Multi-Channel Notification System
Built unified notification platform handling 50M+ notifications/day across email, push, SMS, and in-app channels with 99.95% delivery rate
Overview
Designed and built a centralized notification system to replace fragmented, channel-specific implementations scattered across multiple services
Problem
Notifications were implemented inconsistently across services. Some used third-party APIs directly, others had custom implementations. This led to duplicate notifications, inconsistent user preferences, no delivery tracking, and difficulty adding new channels.
Constraints
- Must handle 50M+ notifications per day at peak
- Delivery latency under 30 seconds for time-sensitive notifications
- Must support user preferences and quiet hours
- Budget constraints on third-party provider costs
Approach
Built a unified notification service with a clean API that abstracts channel-specific complexity. Implemented intelligent routing that respects user preferences, handles retries, and optimizes for cost across providers. Used event-driven architecture for scalability.
Key Decisions
Use multi-provider strategy with intelligent routing
No single provider is best for all use cases. SendGrid for transactional email, Twilio for SMS, Firebase for push. Intelligent routing optimizes for cost and deliverability based on notification type and recipient.
- Single provider for all channels
- Build in-house delivery infrastructure
Implement notification deduplication at the platform level
Duplicate notifications were a major user complaint.
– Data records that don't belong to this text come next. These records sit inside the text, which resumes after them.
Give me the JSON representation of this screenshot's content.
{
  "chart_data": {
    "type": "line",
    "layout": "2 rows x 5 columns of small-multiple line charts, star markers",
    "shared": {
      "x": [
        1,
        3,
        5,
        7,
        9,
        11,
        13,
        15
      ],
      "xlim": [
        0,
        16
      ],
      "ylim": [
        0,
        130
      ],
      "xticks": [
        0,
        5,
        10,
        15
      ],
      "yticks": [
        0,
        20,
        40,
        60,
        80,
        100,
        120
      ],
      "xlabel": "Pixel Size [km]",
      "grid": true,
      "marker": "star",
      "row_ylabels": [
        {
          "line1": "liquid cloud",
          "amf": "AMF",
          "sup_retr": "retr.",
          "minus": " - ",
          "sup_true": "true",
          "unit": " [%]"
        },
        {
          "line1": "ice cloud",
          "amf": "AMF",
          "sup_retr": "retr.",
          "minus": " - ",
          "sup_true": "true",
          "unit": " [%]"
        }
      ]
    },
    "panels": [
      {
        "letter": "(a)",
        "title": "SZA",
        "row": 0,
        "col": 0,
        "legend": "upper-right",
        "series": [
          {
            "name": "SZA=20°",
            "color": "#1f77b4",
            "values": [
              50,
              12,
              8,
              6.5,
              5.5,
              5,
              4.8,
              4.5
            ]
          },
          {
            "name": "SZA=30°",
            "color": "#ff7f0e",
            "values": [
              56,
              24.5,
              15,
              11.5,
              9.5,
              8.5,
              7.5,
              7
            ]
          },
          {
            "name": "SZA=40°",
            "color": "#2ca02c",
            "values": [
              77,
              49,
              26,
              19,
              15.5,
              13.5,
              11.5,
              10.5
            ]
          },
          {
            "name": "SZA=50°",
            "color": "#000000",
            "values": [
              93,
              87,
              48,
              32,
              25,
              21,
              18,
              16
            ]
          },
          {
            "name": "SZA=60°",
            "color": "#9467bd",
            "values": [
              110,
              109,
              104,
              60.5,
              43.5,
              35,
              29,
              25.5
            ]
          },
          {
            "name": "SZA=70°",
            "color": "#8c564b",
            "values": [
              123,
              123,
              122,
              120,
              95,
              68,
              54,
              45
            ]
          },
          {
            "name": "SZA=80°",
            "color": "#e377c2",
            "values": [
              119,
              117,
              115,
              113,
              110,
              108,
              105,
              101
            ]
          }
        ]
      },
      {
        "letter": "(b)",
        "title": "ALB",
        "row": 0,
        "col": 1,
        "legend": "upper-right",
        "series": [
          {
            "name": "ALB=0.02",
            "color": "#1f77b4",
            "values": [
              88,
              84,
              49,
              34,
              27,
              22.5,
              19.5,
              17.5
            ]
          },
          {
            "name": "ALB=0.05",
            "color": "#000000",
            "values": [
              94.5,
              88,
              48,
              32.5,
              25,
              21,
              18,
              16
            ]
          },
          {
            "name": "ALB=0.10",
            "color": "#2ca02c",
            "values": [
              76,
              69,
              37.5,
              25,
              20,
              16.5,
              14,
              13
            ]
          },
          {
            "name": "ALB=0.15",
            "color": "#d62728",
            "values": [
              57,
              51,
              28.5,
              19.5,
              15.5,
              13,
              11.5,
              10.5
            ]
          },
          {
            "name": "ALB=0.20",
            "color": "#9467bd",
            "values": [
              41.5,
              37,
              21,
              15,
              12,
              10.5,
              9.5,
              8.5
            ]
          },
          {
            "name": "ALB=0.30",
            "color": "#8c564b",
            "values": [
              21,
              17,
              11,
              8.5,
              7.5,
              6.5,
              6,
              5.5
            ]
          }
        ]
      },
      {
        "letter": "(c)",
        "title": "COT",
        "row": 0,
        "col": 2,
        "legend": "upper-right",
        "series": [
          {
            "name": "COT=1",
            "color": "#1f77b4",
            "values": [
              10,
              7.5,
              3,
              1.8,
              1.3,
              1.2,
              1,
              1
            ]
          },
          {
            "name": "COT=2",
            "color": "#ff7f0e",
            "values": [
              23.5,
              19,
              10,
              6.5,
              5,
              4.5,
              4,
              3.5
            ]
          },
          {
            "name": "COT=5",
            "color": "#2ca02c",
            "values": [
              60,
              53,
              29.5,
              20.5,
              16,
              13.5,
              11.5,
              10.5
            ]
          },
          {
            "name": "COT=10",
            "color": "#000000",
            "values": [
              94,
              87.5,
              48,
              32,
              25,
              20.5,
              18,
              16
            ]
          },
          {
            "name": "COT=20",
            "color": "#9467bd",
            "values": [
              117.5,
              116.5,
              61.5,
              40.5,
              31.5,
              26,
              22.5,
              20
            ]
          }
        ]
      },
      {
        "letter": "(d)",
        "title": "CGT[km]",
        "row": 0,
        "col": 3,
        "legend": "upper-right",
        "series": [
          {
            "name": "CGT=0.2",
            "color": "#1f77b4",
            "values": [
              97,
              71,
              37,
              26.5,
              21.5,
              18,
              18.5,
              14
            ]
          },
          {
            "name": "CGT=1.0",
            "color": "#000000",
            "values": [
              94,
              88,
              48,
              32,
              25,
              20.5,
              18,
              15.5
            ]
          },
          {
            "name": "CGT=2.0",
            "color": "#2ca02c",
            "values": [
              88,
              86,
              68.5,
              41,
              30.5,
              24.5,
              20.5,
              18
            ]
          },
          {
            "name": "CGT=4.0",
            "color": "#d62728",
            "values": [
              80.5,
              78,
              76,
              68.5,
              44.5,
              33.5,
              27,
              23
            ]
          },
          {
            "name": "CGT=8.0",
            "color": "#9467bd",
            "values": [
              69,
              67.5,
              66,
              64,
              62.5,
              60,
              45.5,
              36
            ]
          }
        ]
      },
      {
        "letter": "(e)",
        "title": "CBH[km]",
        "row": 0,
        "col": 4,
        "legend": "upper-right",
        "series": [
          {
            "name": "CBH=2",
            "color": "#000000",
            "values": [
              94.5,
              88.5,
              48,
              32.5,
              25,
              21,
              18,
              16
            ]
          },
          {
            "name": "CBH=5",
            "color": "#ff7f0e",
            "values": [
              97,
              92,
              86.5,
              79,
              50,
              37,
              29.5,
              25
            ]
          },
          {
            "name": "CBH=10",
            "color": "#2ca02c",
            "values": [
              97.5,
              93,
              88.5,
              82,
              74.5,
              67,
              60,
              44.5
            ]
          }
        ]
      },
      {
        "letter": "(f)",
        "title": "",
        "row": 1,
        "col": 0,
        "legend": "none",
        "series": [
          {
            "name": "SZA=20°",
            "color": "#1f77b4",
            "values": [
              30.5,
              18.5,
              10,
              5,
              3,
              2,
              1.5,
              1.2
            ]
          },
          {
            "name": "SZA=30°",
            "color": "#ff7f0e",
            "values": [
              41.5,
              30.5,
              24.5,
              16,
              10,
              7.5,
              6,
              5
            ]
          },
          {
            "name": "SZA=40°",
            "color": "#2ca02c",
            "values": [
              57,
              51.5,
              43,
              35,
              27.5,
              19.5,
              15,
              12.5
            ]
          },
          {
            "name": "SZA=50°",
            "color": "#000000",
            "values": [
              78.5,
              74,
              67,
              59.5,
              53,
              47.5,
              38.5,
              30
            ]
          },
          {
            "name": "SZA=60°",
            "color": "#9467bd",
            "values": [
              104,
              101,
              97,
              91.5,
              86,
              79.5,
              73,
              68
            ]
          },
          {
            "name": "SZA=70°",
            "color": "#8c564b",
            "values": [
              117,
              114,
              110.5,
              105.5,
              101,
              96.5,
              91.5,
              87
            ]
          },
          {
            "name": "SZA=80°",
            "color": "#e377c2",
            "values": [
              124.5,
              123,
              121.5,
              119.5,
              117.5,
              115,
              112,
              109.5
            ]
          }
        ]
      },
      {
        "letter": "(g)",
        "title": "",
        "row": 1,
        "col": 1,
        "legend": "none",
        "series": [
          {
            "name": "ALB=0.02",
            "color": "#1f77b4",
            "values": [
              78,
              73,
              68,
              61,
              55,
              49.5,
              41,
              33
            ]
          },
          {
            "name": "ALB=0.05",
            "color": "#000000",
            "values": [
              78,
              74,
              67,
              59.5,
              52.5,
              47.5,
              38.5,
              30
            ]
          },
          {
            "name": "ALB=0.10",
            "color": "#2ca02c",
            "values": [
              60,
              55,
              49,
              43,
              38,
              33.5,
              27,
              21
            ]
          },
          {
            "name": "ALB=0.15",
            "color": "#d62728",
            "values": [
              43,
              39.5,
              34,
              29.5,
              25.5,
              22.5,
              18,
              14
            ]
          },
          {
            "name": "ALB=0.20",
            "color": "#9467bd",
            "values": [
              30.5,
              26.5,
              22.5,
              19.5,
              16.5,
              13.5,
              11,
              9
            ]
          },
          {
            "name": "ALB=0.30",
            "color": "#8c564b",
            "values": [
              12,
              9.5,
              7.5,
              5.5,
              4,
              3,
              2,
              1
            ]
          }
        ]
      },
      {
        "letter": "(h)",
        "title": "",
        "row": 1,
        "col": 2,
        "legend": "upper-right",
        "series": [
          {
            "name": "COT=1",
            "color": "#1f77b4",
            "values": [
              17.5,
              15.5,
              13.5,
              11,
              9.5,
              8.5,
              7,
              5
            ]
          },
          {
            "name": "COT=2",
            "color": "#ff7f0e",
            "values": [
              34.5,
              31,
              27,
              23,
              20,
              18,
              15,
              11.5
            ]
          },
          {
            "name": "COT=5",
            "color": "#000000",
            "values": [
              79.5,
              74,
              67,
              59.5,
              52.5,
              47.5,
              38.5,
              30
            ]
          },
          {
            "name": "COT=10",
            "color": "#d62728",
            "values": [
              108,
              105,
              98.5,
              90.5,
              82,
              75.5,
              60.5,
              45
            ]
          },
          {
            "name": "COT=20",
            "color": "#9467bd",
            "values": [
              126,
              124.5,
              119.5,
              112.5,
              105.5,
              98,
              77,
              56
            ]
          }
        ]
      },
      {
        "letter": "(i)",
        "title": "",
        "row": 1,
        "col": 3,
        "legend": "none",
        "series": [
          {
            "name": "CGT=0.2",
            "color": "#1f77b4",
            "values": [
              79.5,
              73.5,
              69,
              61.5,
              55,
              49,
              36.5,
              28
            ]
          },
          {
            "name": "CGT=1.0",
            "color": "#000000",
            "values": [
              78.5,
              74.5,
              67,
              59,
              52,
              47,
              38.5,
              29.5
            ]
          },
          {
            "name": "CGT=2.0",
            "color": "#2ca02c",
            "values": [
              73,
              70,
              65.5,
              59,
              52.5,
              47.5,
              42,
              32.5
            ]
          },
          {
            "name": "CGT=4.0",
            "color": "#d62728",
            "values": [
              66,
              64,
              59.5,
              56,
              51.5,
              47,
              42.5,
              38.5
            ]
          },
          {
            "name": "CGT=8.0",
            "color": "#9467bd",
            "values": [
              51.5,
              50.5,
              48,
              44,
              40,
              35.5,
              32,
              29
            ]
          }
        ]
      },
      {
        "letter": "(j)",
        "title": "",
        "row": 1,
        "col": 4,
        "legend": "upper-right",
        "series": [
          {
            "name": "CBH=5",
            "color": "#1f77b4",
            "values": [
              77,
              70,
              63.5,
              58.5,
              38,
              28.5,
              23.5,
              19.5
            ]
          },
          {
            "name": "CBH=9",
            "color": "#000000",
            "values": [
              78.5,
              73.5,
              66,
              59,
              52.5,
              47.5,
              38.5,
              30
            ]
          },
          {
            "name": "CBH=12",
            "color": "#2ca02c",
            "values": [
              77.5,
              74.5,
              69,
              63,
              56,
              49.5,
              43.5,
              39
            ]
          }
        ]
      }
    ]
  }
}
Platform-level deduplication with configurable windows prevents duplicates regardless of how many times upstream services trigger the same notification.
- Rely on upstream services to deduplicate
- Client-side deduplication
Use Apache Kafka for notification queue
Kafka's durability guarantees and replay capability are essential for notifications. We can't lose notifications, and we need the ability to replay failed batches. The partitioning model also enables parallel processing.
Tech Stack
- Go
- Apache Kafka
- PostgreSQL
- Redis
- SendGrid
- Twilio
- Firebase
- Kubernetes
Result & Impact
- 99.95% (up from 94%)Delivery Rate
- 50M+ notificationsDaily Volume
- Reduced by 95%Duplicate Complaints
- 30% reduction through smart routingProvider Costs
Product teams can now add notifications to features in minutes instead of days. User preference management has dramatically reduced notification fatigue complaints. The delivery analytics have enabled data-driven optimization of notification strategies.
Learnings
- Notification fatigue is real—build preference management from day one
- Delivery tracking is essential for debugging and optimization
- Provider failover needs to be automatic—manual intervention is too slow
- Template management becomes complex at scale—invest in good tooling
Handling Scale
The system processes 50M+ notifications daily with significant spikes during marketing campaigns. Kafka partitioning by user ID ensures ordering guarantees while enabling horizontal scaling.
We implemented backpressure mechanisms to prevent overwhelming downstream providers during spikes. The system automatically queues lower-priority notifications when approaching rate limits.
User Preference Complexity
User preferences turned out to be surprisingly complex. Users want different settings per channel, per notification type, and even per time of day. We built a flexible preference model that supports these combinations without becoming unwieldy.
The quiet hours feature was particularly appreciated—no more 3 AM push notifications for non-urgent updates.